After years of waiting, AMD is set to launch its first post-GCN architecture graphics cards next month. This is supposed to be a fundamental reset of AMD's graphics processors, tweaking and tuning every element of the design to improve performance and efficiency—or at least, that's the official word.
There are many changes with Navi, the first new GPU architecture for AMD graphics cards since its RX Vega line in 2017, but after the official reveal of specs and pricing at E3 2019, I have to wonder if this is truly new or simply the next iteration on the existing product line. After many years of playing second string to Nvidia's leading parts, I wanted a clear win from AMD. Navi, sadly, doesn't look to be it. AMD claims IPC performance improvements of 25 percent per CU, and says that overall performance per watt will be 50 percent better than its previous generation Vega and Polaris architectures.
That sounds great, but when you dig into the details, it looks like at best AMD might match the performance of Nvidia's RTX 2060 and 2070 GPUs, except AMD will use more power, potentially cost a bit more, and Navi doesn't include any ray tracing or deep learning features. Considering AMD is using TSMC's latest 7nm manufacturing process, it's a bit of a letdown—a lot like the Fiji, Polaris, and Vega GPUs of the past several years.
Perhaps the RX 5700 XT will perform better than I'm expecting, and certainly a price drop would go a long way to make the new cards more attractive. There's a popular saying with computer hardware: There are no bad products, only bad prices. The initial cards could end up being more of an early adopter Founders Edition launch, with a price drop after the first wave. But whatever happens, there's a ton of information to discuss, so let's get to it.

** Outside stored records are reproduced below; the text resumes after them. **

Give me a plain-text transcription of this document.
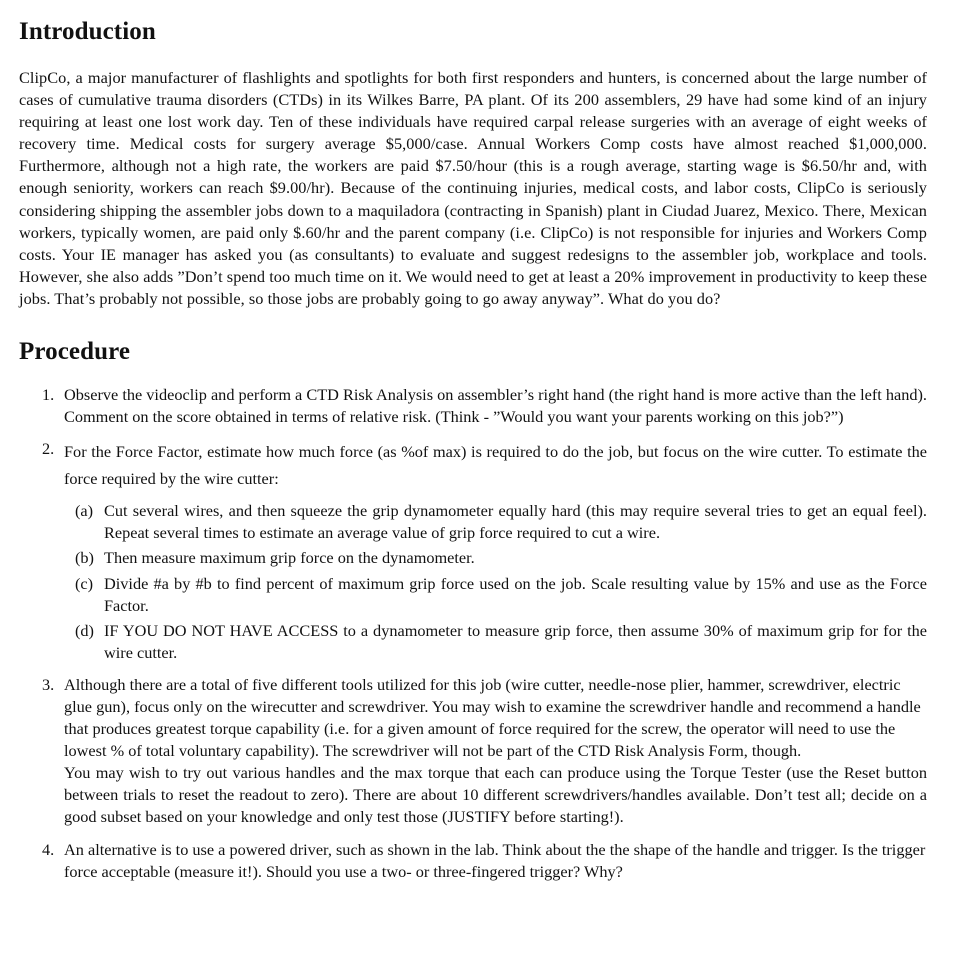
Introduction

ClipCo, a major manufacturer of flashlights and spotlights for both first responders and hunters, is concerned about the large number of cases of cumulative trauma disorders (CTDs) in its Wilkes Barre, PA plant. Of its 200 assemblers, 29 have had some kind of an injury requiring at least one lost work day. Ten of these individuals have required carpal release surgeries with an average of eight weeks of recovery time. Medical costs for surgery average $5,000/case. Annual Workers Comp costs have almost reached $1,000,000. Furthermore, although not a high rate, the workers are paid $7.50/hour (this is a rough average, starting wage is $6.50/hr and, with enough seniority, workers can reach $9.00/hr). Because of the continuing injuries, medical costs, and labor costs, ClipCo is seriously considering shipping the assembler jobs down to a maquiladora (contracting in Spanish) plant in Ciudad Juarez, Mexico. There, Mexican workers, typically women, are paid only $.60/hr and the parent company (i.e. ClipCo) is not responsible for injuries and Workers Comp costs. Your IE manager has asked you (as consultants) to evaluate and suggest redesigns to the assembler job, workplace and tools. However, she also adds ”Don’t spend too much time on it. We would need to get at least a 20% improvement in productivity to keep these jobs. That’s probably not possible, so those jobs are probably going to go away anyway”. What do you do?

Procedure
1. Observe the videoclip and perform a CTD Risk Analysis on assembler’s right hand (the right hand is more active than the left hand). Comment on the score obtained in terms of relative risk. (Think - ”Would you want your parents working on this job?”)
2. For the Force Factor, estimate how much force (as %of max) is required to do the job, but focus on the wire cutter. To estimate the force required by the wire cutter:
(a) Cut several wires, and then squeeze the grip dynamometer equally hard (this may require several tries to get an equal feel). Repeat several times to estimate an average value of grip force required to cut a wire.
(b) Then measure maximum grip force on the dynamometer.
(c) Divide #a by #b to find percent of maximum grip force used on the job. Scale resulting value by 15% and use as the Force Factor.
(d) IF YOU DO NOT HAVE ACCESS to a dynamometer to measure grip force, then assume 30% of maximum grip for for the wire cutter.
3. Although there are a total of five different tools utilized for this job (wire cutter, needle-nose plier, hammer, screwdriver, electric glue gun), focus only on the wirecutter and screwdriver. You may wish to examine the screwdriver handle and recommend a handle that produces greatest torque capability (i.e. for a given amount of force required for the screw, the operator will need to use the lowest % of total voluntary capability). The screwdriver will not be part of the CTD Risk Analysis Form, though.
You may wish to try out various handles and the max torque that each can produce using the Torque Tester (use the Reset button between trials to reset the readout to zero). There are about 10 different screwdrivers/handles available. Don’t test all; decide on a good subset based on your knowledge and only test those (JUSTIFY before starting!).
4. An alternative is to use a powered driver, such as shown in the lab. Think about the the shape of the handle and trigger. Is the trigger force acceptable (measure it!). Should you use a two- or three-fingered trigger? Why?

AMD Navi specs, release date, and pricing
Officially, AMD will launch three RX 5700 series cards on July 7, 2019. There will be a limited RX 5700 XT 50th anniversary edition with slightly higher clocks and gold trim, but the two main models are the Radeon RX 5700 XT and the Radeon RX 5700. Here's the short overview of the specs and pricing of the three models, with comparisons to Vega 64 and RX 590/580:
The RX 5700 XT comes with 40 CUs, each with 64 stream processors, for a grand total of 2,560 graphics cores. It will include 8GB of GDDR6 memory clocked at 14GT/s, good for 448GB/s of bandwidth. Each core can execute an FMA (fused multiple add) every clock cycle, which means two ops per core, and with a boost clock of 1905MHz that works out to a peak computational rating of 9754 GFLOPS (billions of operations per second). The base clock is 1605MHz, while the new Game Clock is 1755MHz (more on that in a moment). The RX 5700 XT also has 160 texture units and 64 ROPS. AMD rates the 5700 XT at a total board power (TBP) of 225W. It will have a launch price of $449 for the reference model, with custom designs from AMD's graphics cards partners coming after the initial launch.

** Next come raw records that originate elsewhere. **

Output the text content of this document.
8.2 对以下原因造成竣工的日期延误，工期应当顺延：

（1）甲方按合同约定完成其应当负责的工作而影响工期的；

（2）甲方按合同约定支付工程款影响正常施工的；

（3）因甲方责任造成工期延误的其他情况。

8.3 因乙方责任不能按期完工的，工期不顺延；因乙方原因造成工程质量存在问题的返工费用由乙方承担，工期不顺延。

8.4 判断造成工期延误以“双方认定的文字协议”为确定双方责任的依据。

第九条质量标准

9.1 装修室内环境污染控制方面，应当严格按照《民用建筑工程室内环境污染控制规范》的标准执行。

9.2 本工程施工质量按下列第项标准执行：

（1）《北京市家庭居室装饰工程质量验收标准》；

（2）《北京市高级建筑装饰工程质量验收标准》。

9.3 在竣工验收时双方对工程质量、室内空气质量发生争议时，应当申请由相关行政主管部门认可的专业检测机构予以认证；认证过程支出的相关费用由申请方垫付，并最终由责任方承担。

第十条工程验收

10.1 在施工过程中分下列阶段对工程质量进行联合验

The RX 5700 XT anniversary edition is identical to the 5700 XT in most specs, but it comes with a shroud signed by AMD CEO Lisa Su, gold accents to replace the typical AMD red, and slightly higher clockspeeds. With a 1980MHz boost clock, that gives a peak performance of 10138 GFLOPS. TBP is slightly higher at 235W, and the price for the limited edition 50th anniversary card is $499.

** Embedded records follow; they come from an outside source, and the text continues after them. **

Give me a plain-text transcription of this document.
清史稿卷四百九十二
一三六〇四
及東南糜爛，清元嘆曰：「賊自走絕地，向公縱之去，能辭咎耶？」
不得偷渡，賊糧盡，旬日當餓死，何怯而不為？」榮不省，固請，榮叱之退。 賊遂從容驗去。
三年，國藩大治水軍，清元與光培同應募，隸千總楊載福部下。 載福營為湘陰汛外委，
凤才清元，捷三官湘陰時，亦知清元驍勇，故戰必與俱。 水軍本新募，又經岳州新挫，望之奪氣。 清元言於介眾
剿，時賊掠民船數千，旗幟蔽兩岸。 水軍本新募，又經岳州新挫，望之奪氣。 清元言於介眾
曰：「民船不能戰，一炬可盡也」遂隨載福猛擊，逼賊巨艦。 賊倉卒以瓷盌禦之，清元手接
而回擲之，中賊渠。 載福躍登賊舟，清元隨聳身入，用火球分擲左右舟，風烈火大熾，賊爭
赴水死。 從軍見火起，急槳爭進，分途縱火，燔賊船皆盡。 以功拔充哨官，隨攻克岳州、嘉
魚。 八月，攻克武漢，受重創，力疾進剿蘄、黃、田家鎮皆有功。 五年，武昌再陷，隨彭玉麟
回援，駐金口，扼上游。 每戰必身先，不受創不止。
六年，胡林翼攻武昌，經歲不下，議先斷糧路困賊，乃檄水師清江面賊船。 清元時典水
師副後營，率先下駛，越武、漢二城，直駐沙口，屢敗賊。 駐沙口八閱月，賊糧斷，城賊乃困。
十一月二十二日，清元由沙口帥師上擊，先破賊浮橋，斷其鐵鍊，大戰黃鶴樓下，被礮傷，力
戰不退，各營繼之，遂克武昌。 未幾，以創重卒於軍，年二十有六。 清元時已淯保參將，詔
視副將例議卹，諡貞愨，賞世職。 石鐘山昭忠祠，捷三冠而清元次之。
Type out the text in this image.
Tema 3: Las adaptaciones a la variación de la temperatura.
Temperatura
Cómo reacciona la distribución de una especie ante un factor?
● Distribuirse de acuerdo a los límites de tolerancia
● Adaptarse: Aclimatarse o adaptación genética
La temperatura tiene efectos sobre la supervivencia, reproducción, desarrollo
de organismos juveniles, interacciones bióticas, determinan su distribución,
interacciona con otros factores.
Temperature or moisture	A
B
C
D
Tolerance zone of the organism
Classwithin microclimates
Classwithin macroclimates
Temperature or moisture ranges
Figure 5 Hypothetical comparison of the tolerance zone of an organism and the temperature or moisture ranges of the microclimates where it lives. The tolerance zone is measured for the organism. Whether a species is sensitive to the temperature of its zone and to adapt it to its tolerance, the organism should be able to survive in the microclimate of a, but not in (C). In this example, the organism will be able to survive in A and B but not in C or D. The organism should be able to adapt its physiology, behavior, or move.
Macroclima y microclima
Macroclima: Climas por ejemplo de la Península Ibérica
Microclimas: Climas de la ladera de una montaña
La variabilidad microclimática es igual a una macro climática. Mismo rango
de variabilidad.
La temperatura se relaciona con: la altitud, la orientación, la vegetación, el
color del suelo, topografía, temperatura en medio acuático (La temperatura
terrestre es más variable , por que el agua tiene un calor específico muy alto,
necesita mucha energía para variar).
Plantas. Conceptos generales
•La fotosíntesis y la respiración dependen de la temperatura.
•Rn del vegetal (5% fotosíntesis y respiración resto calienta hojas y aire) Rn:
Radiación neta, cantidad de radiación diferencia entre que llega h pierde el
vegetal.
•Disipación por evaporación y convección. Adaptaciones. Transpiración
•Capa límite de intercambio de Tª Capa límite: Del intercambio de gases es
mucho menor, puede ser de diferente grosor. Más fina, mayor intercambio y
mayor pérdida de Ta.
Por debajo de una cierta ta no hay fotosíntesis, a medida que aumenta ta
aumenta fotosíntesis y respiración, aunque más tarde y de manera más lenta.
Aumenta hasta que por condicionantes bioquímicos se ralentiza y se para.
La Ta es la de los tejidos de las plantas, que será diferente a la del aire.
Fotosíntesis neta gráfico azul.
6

Stepping down to the RX 5700, AMD disables four CUs on the GPU, giving 2304 total streaming processor cores. That also reduces the texture unit count to 144 (some initial slides from AMD had the wrong figure for TMUs). It still comes with 8GB of 14GT/s GDDR6 memory and 64 ROPS, but clockspeeds are quite a bit lower at 1725MHz boost, 1465MHz base, and 1625MHz for the Game Clock. Using the boost clock, that gives the RX 5700 a peak performance of 7949 GFLOPS, with a substantially lower TBP of 180W. The initial launch price is set to be $379.
AMD is the first to manufacture a consumer graphics card that uses PCIe 4.0. That doubles the theoretical bandwidth compared to PCIe 3.0, though it's important to note that PCIe speed often isn't a major factor in gaming performance. Graphics cards have a bunch of high-speed VRAM to avoid transferring data over the PCIe bus as much as possible. That's because even an x16 PCIe 4.0 link can only transmit up to 31.51GB/s—a fraction of the bandwidth of the GDDR6 memory. There may be a few edge cases where PCIe 4.0 is useful (CrossFire, or GPU compute workloads), but they're more likely to be in the professional space than in consumer graphics.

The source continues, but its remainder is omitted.